Believing that he could make a difference in the world, Honig went to the United Nations with his plan for “Universal Peace and Brotherhood.” His core values were adopted by the United Nations Educational Scientific and Cultural Organization (UNESCO) and are translated in all languages around the world. The UN realizes that for human rights to be more fully recognized and respected, global awareness and support are required.
“These core values include all religions, spiritual paths and ways of life,” Honig said. “One truth expresses all the different paths.”
Honig hopes that people of goodwill, such as Maui authors Wayne Dyer and Ram Dass, who wish to participate to strengthen and implement basic human rights and freedoms will contact him.
“I want to work with other like-minded individuals and organizations to inspire the community to undertake bold initiatives supporting cultural diversity, responsible economic growth and ecological balance,” he said.
His hope is to host forums to make these goals a reality “and create a better world through loving service.”

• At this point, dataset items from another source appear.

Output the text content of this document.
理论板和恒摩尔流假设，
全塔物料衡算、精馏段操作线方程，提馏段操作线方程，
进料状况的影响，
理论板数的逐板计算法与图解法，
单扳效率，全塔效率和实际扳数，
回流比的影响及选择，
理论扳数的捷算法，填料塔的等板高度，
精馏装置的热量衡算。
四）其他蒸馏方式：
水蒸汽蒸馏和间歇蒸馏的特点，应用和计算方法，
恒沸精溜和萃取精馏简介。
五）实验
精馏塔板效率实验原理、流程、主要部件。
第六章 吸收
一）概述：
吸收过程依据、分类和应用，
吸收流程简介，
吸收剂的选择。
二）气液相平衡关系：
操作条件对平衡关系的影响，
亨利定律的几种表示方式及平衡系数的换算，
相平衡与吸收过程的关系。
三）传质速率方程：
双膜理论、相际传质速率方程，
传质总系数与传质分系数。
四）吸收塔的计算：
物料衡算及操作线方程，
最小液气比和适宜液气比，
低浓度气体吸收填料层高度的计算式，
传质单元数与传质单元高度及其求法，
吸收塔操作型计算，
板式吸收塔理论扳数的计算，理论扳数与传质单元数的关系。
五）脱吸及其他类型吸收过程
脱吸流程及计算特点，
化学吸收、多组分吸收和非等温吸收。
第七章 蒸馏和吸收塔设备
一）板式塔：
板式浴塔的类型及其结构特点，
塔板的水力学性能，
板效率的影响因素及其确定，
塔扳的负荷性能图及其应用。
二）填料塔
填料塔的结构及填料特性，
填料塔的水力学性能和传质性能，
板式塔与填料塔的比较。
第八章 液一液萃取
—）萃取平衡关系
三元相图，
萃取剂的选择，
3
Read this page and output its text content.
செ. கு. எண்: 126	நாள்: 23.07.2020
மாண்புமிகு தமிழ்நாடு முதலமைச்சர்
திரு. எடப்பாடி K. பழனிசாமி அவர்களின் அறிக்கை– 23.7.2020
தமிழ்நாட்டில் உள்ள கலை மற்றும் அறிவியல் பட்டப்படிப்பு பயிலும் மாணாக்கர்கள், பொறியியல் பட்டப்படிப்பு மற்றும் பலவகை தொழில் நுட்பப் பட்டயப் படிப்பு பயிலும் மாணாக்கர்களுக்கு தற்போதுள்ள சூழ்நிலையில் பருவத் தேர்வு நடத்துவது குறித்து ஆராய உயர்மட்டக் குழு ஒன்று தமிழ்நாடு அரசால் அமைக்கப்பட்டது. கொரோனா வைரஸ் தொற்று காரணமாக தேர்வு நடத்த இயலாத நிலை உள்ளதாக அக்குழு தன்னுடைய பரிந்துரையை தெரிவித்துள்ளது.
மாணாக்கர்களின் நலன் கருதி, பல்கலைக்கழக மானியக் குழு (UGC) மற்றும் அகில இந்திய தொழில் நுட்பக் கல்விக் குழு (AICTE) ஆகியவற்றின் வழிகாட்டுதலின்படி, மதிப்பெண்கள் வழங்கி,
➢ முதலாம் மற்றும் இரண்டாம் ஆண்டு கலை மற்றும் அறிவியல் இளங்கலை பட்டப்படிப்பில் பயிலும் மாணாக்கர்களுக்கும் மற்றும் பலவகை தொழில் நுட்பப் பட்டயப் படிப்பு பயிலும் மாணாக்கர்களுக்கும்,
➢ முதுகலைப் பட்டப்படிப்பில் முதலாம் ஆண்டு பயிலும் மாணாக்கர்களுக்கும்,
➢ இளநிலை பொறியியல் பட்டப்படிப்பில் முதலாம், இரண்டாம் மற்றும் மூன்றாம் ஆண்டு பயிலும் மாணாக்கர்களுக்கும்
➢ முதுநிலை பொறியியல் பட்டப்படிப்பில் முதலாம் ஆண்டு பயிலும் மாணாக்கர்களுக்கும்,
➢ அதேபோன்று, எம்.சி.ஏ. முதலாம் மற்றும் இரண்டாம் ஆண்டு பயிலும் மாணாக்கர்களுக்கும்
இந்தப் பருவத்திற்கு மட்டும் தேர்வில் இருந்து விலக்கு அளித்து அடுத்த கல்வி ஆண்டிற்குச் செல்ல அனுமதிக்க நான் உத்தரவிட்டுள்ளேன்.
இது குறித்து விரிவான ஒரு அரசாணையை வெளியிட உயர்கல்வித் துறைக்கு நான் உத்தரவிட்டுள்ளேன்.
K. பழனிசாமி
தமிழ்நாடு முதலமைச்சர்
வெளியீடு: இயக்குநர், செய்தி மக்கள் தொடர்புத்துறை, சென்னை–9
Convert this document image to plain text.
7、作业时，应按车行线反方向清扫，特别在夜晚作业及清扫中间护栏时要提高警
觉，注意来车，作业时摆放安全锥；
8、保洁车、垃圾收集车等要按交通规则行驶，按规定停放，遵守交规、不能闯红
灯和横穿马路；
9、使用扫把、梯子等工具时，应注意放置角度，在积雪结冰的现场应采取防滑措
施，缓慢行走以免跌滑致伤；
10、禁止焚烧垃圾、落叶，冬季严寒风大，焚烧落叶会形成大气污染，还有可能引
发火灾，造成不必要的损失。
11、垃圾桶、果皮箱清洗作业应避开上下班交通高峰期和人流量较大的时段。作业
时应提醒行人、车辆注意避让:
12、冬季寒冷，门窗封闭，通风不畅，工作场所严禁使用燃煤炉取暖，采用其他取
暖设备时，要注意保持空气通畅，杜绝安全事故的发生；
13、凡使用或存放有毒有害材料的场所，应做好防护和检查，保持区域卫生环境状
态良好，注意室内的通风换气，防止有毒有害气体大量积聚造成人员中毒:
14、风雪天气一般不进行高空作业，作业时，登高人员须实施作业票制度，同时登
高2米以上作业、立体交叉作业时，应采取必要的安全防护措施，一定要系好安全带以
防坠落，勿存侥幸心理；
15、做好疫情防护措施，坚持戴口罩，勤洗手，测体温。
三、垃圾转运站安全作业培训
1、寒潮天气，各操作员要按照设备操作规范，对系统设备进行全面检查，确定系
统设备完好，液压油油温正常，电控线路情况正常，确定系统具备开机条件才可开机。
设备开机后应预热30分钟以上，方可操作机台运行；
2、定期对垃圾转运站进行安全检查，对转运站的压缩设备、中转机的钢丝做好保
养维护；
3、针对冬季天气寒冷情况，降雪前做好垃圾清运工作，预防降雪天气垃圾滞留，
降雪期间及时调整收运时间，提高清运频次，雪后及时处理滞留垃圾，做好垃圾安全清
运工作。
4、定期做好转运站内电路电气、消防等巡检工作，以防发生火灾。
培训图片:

Honig plans to begin this quest with children. “I believe education is the key to prepare the children for the emerging “One Humanity” by teaching ‘Nature’s 12 Universal Core Values.’ There should be an international effort on the part of parents and educators to provide an atmosphere in which these certain core values can flourish and emerge.”
Differences in language, background and culture constitute the beautiful tapestry of human living down the ages. Whatever has militated against right human relations must be eliminated.
“My hope for peace is to help the kids of the planet get together to save the planet,” said Honig. “Then, the war money can be used to heal the planet and its infrastructures.”
The opportunity for peace is here now, but it will take the cooperation of the world community. Just imagine!
***Fredrick Honig wanted to Clarify that although he had promoted with United Nations Organizations similar proposals, the Credit for the Ratification and Implementation of The 12 Universal Core Values by UNESCO (United Nations Educational, Scientific and Cultural Organization) in August of 1996 belongs to an International Collaboration of The Educational Cluster of UNISEF (United Nations Children’s Fund) and the Brahma Kumari Delegations.